However, in recent years lawmakers, pharmaceutical companies and others have questioned whether the savings and revenue generated by the 340B program are being used to improve care for those patient populations. Participating providers are not required to directly pass along the discounts to patients. A spokesman for the Health Resources and Services Administration said the law does not require the agency to direct how providers use 340B savings.
The authors of the study, published Monday in the journal Health Affairs, are Rena Conti, assistant professor of health policy and economics at the University of Chicago, and Dr. Peter Bach, director of Memorial Sloan Kettering Cancer Center's Center for Health Policy and Outcomes. Both have been critical of the 340B program – matched data for 960 DSH hospitals and 3,694 affiliated clinics participating in the 340B program in 2012 against socioeconomic data about communities from the US Census Bureau.
Newer participants—those providers that joined 340B in or after 2004—serve communities with lower poverty rates and higher income levels than the providers that began participating in 340B before 2004, Conti and Bach found.

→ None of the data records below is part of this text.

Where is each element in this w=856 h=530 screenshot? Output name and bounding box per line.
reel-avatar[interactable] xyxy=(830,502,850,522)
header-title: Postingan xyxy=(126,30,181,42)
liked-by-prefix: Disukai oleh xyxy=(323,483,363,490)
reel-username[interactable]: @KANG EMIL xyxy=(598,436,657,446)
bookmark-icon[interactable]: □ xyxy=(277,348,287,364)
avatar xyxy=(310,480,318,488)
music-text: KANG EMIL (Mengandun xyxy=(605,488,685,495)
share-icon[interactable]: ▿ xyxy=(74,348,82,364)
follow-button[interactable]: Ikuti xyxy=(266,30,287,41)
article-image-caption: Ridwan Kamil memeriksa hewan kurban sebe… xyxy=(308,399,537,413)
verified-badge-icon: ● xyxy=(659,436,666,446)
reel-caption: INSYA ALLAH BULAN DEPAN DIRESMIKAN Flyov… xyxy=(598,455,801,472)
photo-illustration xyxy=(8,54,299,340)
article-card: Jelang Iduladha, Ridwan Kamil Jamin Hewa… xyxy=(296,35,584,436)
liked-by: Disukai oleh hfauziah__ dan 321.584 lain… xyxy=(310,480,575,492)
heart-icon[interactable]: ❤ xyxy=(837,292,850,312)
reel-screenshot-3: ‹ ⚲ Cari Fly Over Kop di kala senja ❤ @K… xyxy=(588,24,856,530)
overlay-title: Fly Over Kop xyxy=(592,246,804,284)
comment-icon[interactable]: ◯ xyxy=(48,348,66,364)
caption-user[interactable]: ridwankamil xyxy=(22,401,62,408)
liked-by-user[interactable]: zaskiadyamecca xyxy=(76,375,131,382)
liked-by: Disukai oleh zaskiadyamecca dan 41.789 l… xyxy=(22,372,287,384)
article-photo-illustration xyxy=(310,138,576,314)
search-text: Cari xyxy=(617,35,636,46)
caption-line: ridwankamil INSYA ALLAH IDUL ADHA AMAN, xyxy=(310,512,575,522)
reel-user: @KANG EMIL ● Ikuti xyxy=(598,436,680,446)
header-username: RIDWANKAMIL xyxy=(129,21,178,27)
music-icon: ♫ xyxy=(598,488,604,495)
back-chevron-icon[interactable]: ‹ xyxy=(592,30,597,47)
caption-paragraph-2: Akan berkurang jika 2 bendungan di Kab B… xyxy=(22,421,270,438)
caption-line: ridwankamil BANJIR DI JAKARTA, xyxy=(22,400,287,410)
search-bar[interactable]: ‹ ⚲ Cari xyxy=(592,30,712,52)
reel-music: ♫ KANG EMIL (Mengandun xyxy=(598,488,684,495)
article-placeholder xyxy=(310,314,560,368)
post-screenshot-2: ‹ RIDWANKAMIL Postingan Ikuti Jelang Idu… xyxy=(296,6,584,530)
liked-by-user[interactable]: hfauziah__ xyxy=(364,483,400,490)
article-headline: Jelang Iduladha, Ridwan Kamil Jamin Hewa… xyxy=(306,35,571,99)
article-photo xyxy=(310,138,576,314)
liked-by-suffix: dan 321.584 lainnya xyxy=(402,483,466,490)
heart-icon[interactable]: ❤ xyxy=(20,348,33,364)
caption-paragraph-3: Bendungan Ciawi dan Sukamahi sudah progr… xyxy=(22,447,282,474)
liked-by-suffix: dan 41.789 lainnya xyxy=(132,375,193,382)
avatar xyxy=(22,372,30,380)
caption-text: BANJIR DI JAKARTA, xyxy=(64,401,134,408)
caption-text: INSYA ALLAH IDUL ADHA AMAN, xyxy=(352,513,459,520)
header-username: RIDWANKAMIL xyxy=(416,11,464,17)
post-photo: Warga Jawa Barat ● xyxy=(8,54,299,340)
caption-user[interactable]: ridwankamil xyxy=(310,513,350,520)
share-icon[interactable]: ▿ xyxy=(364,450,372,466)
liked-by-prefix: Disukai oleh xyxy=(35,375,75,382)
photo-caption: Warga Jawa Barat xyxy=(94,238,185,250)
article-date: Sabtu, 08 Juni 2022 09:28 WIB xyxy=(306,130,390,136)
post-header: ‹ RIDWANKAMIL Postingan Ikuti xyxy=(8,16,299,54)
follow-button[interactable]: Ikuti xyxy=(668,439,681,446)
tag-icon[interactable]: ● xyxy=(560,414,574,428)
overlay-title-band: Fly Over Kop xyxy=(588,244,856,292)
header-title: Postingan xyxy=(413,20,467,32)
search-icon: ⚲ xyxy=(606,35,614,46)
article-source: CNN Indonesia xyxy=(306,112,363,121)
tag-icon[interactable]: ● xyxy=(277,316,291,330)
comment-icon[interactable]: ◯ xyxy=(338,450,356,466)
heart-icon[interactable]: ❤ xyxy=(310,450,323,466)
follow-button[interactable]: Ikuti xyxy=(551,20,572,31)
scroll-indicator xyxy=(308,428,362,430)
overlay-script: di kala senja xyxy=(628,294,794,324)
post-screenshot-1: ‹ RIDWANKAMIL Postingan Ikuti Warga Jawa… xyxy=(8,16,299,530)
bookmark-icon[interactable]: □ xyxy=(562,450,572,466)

They also concluded that affiliated clinics that hospitals registered in 2004 or later are in communities with lower rates of uninsurance than the locations of their parent institutions. “These results suggest that the expansions among 340B DSH hospitals run counter to the program's original intention,” they wrote.
The scrutiny over how providers use the 340B savings and revenue along with the program's expansion under the Affordable Care Act has led to calls to reevaluate the program, mainly from the drugmakers that are required to provide discounted drugs to a rapidly growing number of 340B providers. The number of 340B providers nearly doubled from 2001 to 2011.
Bach and Conti pressed for more data to understand how the 340B program is benefiting patients in the communities where 340B providers operate. “Few data are available to systematically assess the impact that the expansion of 340B-qualified hospitals may be having on medical care spending, access and quality,” they wrote.
The Safety Net Hospitals for Pharmaceutical Access, a trade group for 340B hospitals, criticized the analysis. “The fact remains that 340B DSH hospitals support heavy caseloads of Medicaid and low-income Medicare patients—regardless of where their outpatient clinics are located,” the association said in a statement. “Savings from the program are essential in helpings all safety-net hospitals treat vulnerable populations.”